Dopo “La polizia incrimina, la legge assolve”, il regista torna al poliziesco (genere del quale si sarebbe poi affermato come uno dei massimi esponenti) e utilizza Franco Nero (nella sua prova migliore in assoluto: disperata, sincera, sentita) per attuare una profonda riflessione: il motivo che spinge il protagonista a vendicarsi dei criminali é stavolta dato dal fatto di aver ("semplicemente") subìto una vergogna pubblica. Ma la vergogna sua é in realtà la vergogna tutta di un paese (il nostro) che ha abbassato la giustizia a mera peculiarità burocratica, rivelandosi quindi inefficiente a garantire la sicurezza del singolo cittadino. Quest'ultimo appunto (come cita il titolo) non può fare altro che ribellarsi e farsi giustizia da solo.

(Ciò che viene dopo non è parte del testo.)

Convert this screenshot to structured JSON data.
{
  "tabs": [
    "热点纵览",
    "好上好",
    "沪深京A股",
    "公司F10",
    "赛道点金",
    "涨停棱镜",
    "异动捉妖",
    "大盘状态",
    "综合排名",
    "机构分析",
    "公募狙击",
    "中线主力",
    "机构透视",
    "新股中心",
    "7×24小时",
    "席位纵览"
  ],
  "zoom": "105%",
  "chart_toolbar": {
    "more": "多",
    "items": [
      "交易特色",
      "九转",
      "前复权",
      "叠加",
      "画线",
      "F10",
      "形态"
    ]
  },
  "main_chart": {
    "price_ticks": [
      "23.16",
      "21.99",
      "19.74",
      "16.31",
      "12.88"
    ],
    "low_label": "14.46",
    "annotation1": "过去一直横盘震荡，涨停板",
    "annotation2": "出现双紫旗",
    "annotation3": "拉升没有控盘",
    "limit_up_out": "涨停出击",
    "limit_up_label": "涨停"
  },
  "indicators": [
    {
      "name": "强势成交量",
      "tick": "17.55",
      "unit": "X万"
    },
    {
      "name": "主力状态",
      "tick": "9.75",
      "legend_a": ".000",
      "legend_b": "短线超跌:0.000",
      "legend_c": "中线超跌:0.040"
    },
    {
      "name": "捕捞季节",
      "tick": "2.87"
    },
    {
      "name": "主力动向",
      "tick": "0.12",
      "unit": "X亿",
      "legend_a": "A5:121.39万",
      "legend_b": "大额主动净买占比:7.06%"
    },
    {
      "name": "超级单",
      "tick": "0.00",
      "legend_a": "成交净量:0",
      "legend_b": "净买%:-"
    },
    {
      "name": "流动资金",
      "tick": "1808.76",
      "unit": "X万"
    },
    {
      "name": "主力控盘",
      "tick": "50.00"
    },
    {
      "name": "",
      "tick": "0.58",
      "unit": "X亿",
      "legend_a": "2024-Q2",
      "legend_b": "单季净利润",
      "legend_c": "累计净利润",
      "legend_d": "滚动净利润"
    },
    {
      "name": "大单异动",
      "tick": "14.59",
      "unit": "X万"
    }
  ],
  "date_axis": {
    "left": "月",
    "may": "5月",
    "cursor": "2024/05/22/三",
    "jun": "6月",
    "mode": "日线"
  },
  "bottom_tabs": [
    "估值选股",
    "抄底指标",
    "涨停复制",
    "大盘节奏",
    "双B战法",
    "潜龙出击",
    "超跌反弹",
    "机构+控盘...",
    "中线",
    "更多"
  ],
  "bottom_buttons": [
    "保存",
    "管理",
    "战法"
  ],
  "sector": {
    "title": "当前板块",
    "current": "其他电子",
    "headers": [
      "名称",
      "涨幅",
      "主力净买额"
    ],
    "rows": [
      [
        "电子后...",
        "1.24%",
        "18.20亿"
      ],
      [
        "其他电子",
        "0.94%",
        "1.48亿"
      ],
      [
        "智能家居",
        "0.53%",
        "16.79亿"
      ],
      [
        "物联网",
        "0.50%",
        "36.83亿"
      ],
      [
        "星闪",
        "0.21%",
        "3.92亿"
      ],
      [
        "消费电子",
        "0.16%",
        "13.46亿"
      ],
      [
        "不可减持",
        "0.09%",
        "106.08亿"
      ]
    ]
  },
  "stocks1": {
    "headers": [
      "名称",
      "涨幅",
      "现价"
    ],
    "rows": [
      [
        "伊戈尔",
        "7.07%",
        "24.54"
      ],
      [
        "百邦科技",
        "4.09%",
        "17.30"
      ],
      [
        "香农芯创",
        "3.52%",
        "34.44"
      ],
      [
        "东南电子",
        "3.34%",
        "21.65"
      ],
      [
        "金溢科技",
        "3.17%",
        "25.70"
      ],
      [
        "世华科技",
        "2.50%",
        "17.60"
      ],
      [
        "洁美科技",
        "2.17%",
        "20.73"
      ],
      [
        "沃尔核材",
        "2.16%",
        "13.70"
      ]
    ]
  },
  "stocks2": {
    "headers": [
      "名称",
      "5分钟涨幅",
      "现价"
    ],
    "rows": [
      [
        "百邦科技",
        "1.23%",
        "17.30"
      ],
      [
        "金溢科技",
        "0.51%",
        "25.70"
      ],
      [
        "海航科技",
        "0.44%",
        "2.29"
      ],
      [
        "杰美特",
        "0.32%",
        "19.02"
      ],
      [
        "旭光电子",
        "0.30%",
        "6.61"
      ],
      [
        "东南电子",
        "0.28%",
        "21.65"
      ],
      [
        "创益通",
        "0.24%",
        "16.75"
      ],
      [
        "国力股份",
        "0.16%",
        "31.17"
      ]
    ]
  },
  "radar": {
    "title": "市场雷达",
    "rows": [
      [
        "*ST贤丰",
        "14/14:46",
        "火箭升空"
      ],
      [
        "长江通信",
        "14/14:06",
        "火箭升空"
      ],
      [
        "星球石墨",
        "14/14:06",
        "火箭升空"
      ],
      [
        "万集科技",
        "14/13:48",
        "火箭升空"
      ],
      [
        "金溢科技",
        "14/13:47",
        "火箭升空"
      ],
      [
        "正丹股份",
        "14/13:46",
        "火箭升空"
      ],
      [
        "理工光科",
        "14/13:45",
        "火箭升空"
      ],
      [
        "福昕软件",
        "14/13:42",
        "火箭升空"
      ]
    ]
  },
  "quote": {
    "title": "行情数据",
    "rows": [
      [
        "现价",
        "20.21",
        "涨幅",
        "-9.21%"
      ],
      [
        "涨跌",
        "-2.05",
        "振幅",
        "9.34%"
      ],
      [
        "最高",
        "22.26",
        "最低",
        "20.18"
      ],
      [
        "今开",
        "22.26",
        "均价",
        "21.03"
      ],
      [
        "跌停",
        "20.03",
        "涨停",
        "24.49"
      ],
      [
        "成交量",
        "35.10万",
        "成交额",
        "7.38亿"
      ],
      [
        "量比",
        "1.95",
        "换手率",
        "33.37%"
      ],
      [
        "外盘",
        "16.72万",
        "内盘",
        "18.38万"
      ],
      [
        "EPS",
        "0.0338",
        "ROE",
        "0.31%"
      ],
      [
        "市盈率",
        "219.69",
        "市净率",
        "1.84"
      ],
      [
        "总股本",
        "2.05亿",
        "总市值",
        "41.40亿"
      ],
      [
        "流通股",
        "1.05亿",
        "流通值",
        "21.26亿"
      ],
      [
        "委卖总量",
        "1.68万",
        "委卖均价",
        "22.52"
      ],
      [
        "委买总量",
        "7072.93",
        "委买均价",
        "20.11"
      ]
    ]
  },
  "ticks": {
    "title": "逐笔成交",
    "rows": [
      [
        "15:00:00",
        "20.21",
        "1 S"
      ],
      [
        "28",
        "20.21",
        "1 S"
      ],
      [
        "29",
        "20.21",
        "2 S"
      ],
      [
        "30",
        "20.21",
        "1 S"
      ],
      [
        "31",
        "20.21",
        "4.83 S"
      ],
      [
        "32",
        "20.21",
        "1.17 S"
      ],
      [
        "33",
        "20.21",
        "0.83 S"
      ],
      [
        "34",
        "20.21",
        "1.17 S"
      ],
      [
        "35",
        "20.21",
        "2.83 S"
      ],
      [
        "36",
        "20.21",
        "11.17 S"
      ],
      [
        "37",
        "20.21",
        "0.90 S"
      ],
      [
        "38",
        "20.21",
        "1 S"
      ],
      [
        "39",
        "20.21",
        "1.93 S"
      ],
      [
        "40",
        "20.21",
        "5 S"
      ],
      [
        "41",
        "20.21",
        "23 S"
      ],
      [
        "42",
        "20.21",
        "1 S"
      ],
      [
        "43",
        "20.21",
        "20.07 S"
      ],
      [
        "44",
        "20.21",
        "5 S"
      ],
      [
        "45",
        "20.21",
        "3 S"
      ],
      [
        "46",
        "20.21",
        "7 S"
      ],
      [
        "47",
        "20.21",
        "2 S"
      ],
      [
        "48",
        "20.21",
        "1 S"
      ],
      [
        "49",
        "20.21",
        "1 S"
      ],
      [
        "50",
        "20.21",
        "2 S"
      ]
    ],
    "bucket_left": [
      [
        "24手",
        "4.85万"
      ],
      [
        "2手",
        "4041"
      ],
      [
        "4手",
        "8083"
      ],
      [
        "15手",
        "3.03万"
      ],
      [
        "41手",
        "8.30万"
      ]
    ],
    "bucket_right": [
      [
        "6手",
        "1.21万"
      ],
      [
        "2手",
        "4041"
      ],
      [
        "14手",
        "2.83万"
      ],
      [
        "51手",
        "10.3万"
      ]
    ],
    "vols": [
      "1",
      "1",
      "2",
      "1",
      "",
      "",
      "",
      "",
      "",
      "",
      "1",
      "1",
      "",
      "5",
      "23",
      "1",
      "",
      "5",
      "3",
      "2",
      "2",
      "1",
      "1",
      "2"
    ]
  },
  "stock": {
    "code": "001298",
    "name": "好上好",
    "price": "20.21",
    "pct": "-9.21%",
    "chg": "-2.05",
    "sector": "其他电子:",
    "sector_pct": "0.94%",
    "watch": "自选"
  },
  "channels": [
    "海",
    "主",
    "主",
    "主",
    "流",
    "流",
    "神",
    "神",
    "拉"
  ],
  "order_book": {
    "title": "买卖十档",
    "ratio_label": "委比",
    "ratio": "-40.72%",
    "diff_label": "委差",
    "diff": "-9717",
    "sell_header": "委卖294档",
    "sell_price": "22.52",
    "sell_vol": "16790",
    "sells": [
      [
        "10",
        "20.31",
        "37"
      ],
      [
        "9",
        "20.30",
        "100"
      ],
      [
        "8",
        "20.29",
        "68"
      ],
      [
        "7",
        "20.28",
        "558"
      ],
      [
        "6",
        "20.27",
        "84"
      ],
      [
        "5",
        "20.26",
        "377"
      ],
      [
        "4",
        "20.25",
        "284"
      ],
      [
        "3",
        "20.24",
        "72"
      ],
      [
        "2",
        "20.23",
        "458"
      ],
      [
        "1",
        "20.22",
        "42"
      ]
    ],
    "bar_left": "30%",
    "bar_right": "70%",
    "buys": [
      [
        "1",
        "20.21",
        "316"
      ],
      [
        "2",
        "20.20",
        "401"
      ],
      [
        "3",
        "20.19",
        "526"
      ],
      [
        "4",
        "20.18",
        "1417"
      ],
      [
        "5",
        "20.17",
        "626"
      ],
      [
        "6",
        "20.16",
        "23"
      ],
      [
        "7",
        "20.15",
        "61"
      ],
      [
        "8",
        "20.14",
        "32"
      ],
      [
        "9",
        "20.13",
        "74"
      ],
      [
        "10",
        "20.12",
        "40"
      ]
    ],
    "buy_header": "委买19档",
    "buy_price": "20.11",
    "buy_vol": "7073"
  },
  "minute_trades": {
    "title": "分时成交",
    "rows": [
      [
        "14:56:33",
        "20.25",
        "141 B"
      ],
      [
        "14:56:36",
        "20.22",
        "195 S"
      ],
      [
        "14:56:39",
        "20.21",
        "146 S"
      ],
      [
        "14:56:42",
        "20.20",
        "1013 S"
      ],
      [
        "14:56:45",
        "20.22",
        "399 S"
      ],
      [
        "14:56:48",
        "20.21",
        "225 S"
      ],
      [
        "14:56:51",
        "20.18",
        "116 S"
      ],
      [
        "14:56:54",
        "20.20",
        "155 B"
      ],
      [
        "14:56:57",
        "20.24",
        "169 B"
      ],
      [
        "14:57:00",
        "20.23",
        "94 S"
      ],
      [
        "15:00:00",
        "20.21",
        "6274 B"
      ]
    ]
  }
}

In questo senso, la minaccia di ribellione attuata da un individuo alla fine del film, alla quale segue l'indimenticabile sguardo di Franco Nero prima dei titoli di coda, ha una potente carica rivoluzionaria e al contempo ha l'effetto di accusare duramente la polizia di negligenza.
Stupendo il tema "Goodbye My Friend" di Guido e Maurizio de Angelis, magistrali le scene d'azione (la sparatoria finale é cult), che nulla hanno da invidiare ai modelli americani, nonché efficacissimo l'uso di svariati ralenti durante le stesse (lo si può considerare un marchio di fabbrica del regista).
A livello narrativo poi il film mantiene costantemente alta la tensione, senza mai scivolare in dannose cadute di ritmo o facili patetismi.
Un film quasi irreperibile (scandaloso che sia stato messo fuori catalogo dal mercato dvd home video), eppure irrinunciabile.